For brain tumors in which the volume of MET uptake from active transport is superior to the volume of passive outflow with regard to tissue blood volume (TBV) and tissue blood flow (TBF) (TBV/TBF) mechanisms, the MET-SUV is thought to increase during the early phase. Also, in meningiomas and hemangioblastomas, the MET uptake from active transport can be observed [29]. However, the volume of outflow of MET from TBV/TBF is thought to be much greater than the volume of the MET uptake from active transport [30]. Therefore, a marked decrease in the MET-SUV can be seen in the early phase in meningiomas and hemangioblastomas. There may be a certain degree of active transport of MET, even in normal frontal cortex, DAs, and OAs. The amount of TBV/TBF-related factors is much smaller in these tissues compared to the confluence, internal jugular vein, meningiomas, and hemangioblastomas, and the volume of MET outflow in normal frontal cortex, DAs, and OAs is much smaller in the early phase. Therefore, the MET-SUVs in normal frontal cortex, DAs, and OAs may be increasingly offset by the volume of MET outflow in this phase.
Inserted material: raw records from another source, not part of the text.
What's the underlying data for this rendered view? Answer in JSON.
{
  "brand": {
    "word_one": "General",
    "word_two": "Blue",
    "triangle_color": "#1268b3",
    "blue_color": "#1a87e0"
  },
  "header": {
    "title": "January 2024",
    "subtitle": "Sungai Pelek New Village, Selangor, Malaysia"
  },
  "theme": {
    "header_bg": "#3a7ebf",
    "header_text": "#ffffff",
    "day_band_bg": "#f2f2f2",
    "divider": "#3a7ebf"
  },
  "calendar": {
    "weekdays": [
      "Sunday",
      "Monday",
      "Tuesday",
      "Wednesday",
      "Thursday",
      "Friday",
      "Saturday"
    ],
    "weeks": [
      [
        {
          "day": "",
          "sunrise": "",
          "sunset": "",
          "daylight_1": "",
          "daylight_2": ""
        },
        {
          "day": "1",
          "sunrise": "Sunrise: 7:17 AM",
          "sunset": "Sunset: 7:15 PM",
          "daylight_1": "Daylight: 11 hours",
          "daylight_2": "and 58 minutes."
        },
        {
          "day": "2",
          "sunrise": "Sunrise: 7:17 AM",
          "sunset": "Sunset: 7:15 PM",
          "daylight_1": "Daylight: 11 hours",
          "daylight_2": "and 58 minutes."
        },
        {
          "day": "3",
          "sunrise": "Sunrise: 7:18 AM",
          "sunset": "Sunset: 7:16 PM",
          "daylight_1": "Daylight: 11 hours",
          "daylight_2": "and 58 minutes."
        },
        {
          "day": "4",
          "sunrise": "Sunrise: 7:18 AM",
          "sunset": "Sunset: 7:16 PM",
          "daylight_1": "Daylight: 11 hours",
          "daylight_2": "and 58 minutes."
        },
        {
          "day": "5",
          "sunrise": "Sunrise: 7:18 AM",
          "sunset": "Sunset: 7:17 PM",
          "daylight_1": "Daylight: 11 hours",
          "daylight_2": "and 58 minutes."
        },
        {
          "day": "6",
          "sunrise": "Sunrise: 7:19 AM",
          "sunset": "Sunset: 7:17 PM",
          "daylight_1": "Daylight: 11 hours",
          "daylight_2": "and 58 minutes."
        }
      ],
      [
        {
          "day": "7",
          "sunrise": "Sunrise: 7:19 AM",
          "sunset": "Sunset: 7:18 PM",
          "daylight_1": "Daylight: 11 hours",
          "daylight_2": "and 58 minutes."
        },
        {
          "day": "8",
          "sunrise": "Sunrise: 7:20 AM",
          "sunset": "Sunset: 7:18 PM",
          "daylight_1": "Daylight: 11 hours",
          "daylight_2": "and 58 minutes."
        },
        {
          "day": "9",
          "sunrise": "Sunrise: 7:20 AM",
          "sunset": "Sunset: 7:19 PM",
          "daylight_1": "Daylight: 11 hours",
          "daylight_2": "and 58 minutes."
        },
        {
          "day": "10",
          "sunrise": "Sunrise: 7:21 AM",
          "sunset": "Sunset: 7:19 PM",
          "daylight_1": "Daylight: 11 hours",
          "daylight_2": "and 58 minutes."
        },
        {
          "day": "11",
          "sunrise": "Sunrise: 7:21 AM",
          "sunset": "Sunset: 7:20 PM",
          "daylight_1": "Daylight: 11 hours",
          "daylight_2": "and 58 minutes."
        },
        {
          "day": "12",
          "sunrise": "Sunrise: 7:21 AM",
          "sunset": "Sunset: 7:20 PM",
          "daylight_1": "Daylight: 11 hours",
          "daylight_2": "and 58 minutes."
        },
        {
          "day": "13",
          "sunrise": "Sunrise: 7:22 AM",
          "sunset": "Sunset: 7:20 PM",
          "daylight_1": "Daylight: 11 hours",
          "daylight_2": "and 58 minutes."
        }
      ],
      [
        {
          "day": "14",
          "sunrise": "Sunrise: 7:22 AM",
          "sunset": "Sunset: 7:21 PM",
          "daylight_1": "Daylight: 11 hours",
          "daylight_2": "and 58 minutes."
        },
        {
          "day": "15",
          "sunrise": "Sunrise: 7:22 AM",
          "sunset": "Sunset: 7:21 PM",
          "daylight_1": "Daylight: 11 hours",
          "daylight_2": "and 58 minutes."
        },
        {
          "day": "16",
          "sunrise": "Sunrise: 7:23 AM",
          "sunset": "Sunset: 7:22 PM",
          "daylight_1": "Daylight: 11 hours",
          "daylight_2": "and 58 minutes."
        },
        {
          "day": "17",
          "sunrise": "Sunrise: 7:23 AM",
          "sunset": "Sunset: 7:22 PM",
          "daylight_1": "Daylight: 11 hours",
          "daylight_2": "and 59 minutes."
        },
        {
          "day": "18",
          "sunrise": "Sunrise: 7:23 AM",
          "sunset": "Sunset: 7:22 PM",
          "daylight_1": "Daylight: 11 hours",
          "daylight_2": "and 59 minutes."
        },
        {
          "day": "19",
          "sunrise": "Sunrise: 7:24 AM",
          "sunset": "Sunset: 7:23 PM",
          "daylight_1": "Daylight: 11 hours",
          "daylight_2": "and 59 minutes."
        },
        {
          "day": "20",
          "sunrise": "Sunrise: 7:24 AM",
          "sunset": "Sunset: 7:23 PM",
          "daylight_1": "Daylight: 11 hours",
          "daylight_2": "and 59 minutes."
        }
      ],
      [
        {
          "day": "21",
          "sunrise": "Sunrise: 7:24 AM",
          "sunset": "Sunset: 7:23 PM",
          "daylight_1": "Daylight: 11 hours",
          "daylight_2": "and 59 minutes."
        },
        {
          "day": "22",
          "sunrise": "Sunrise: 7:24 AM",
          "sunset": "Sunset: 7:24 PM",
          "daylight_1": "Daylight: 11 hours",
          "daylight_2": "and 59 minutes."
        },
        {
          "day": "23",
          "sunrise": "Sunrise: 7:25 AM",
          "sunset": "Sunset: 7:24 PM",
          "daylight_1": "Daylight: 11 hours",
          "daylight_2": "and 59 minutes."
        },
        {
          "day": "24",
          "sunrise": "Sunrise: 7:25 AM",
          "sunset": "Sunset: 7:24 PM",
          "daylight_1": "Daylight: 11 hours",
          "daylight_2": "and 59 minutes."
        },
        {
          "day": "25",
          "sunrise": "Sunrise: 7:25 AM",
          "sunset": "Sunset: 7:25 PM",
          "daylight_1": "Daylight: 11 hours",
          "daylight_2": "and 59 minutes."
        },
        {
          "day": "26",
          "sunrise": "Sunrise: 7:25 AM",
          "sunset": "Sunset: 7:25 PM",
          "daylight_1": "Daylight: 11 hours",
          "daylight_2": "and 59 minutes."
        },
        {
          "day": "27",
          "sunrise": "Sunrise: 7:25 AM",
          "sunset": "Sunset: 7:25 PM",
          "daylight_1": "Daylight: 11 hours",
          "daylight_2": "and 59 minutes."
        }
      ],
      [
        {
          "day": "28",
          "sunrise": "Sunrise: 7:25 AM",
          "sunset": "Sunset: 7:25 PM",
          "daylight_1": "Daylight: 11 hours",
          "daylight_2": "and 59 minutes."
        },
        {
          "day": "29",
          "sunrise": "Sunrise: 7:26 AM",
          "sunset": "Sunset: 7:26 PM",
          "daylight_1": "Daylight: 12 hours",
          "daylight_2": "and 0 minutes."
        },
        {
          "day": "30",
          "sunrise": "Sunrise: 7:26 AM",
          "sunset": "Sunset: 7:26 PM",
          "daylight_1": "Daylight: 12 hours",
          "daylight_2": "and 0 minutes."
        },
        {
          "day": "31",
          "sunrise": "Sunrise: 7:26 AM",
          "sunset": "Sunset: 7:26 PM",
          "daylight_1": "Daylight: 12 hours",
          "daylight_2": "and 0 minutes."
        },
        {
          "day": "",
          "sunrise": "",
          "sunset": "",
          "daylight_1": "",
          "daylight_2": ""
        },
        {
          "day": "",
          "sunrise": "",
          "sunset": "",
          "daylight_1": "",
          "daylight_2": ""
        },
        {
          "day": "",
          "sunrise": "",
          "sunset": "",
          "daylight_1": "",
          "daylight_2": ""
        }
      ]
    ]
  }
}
In our study, the MET-SUV decreased distinctly over time during the late phase in oligodendroglial tumors regardless of malignancy grading. This can likely be attributed to the rich tumor vessels found by histology in oligodendroglial tumors compared with astrocytic tumors, and may be strongly influenced by TBV/TBF-related mechanisms [28]. Furthermore, in oligodendroglial tumors, the amount of MET outflow from TBV/TBF is highly likely to overcome the amount of MET uptake from active transport. Alternatively, the MET-SUV increased distinctly over time during the late phase in PCNSL, which is a strongly enhanced tumor due to BBB disruption similar to GBM, but has less TBV/TBF than GBM [31]. Therefore, PCNSL is minimally affected by TBV/TBF-related factors, and might be more strongly influenced by active transport. For the differentiation of low-grade tumors from DA that included an oligodendroglial component, the TTP had better accuracy than the SLOPE in the late phase. A reason for this finding could be that DA might be more influenced by active transport than OD and OA because of the decreased TBV/TBF, and thus the TTP of DA was longer than that of OD and OA.

The following limitations were identified in our study. First, the study was retrospective. Second, we did not use the revised fourth edition of the WHO classification of tumors in the central nervous system, published in 2016. Our pathology results were collected from multiple institutions since 2015, and it is very difficult to re-classify tumors pathologically based on the WHO 2016. In fact, although an effort to reevaluate OA and AOA is currently underway, the risk of data error is high. Thus, for this report we have kept the 2007 classification. In a recent study, both static and dynamic 18F-FET PET imaging were helpful in the non-invasive determination of isocitrate dehydrogenase (IDH) mutation status [32]. So, the molecular genetic profile might influence the kinetic MET uptake; further studies are needed based on molecular genetic information.

Conclusions

The results of this study show that quantification of the MET-TAC for each brain tumor obtained from a dynamic MET-PET study could be helpful for non-invasive discrimination of subtypes of brain tumors, in particular gliomas.